We collect and process personal data in accordance with data protection legislation, guidelines provided by data protection authorities, and the good information management and processing practices applied in the financial sector.

Appropriate, secure and careful processing of personal data ensures that no unauthorised use of personal data takes place and that your privacy is not put to risk under any circumstances. Personal data is protected using the appropriate technical and organisational means.

Personal data is only processed by employees who need them for performing their work duties. These employees are bound by an obligation of professional secrecy. The regularly provide training for our personnel and monitor the use of systems that contain personal data. All processing of personal data is strictly confidential, follows good information processing practices and is limited to what is necessary considering the purpose of the personal data.

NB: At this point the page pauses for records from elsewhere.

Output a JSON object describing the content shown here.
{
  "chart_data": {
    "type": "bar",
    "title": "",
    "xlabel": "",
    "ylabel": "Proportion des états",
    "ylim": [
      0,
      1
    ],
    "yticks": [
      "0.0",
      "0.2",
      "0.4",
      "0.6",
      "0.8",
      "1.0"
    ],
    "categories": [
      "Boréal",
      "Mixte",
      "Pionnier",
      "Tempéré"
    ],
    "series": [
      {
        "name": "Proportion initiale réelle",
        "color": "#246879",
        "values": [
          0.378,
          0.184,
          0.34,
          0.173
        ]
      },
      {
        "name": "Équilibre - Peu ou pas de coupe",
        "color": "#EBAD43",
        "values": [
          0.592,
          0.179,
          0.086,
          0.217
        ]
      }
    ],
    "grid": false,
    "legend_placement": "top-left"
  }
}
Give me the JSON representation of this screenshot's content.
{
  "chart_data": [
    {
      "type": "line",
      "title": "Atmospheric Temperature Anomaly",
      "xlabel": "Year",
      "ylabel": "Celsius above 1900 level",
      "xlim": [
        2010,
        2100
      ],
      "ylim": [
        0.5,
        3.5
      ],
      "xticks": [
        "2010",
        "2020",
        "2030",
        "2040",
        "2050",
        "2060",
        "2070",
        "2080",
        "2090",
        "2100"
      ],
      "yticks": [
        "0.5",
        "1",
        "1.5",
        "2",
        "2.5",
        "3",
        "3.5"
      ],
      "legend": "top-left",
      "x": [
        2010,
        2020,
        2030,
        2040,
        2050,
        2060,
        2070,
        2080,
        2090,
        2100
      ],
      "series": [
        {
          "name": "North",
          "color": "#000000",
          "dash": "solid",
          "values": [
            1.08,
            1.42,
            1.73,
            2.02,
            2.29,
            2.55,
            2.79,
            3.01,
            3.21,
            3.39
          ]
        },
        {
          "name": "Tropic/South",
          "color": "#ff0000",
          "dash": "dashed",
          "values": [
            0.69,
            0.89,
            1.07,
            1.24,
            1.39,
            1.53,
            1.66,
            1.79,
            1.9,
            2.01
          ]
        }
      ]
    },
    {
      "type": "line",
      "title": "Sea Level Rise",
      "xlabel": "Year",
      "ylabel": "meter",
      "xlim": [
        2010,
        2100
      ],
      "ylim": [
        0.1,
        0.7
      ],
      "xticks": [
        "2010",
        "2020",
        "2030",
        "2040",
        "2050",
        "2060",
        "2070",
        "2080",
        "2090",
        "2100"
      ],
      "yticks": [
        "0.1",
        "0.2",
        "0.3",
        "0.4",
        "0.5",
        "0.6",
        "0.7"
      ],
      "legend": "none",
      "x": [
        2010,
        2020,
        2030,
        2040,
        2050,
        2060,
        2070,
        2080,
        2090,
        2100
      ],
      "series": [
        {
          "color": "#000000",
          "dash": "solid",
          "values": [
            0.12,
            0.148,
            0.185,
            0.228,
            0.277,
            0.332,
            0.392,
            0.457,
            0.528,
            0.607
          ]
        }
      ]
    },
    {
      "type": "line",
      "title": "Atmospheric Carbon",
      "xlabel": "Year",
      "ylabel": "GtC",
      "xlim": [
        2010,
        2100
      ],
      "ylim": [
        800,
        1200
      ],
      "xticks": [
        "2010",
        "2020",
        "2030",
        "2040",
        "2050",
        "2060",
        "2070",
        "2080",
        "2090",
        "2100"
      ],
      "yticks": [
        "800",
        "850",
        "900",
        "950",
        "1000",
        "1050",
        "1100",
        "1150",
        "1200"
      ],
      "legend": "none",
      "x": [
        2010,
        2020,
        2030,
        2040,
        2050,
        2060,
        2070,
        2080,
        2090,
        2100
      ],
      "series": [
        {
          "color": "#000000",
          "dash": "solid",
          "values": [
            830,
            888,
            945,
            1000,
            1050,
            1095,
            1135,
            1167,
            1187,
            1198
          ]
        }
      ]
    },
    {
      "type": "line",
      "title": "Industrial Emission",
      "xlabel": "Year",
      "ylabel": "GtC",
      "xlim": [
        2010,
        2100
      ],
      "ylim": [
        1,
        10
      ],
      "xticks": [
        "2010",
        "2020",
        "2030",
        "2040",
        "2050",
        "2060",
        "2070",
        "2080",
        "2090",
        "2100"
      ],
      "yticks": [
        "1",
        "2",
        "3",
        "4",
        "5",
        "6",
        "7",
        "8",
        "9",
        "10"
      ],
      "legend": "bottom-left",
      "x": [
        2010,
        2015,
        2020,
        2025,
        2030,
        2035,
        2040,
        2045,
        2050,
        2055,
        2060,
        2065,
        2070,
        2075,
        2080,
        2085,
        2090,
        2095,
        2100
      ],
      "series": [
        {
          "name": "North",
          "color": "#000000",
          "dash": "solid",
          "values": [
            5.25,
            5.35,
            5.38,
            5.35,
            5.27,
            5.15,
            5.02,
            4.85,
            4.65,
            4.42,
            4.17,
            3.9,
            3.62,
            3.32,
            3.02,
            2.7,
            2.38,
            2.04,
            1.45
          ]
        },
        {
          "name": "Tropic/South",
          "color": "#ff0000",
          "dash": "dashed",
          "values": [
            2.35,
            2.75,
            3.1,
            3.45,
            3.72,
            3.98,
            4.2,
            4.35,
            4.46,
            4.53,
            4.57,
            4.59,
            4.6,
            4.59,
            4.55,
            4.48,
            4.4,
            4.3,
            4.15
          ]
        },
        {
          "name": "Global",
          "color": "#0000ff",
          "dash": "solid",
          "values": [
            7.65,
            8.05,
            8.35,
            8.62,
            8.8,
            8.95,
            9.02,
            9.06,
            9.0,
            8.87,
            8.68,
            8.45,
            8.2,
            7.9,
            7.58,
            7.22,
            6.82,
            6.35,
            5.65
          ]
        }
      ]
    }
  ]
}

We only retain personal data as long as it is needed for the purposes mentioned in the privacy statement, or required by legislation or an agreement. We strive to maintain the correctness and currency of the personal data by removing and rendering anonymous any personal data that is no longer necessary, and by updating outdated data.

Personal data is not disclosed to other parties without the consent of the customer, or a legal obligation. In the case of any transfers to third countries outside the EU/ETA we manage the adequate level of personal data protection as required by legislation.

If subcontractors are used for processing personal data, we carry the responsibility for the actions of the subcontractors. All service providers that process personal data on our behalf are carefully selected, and the highest possible level of data protection is required from them. Agreements are signed with any subcontractors to commit them to act in compliance with data protection legislation.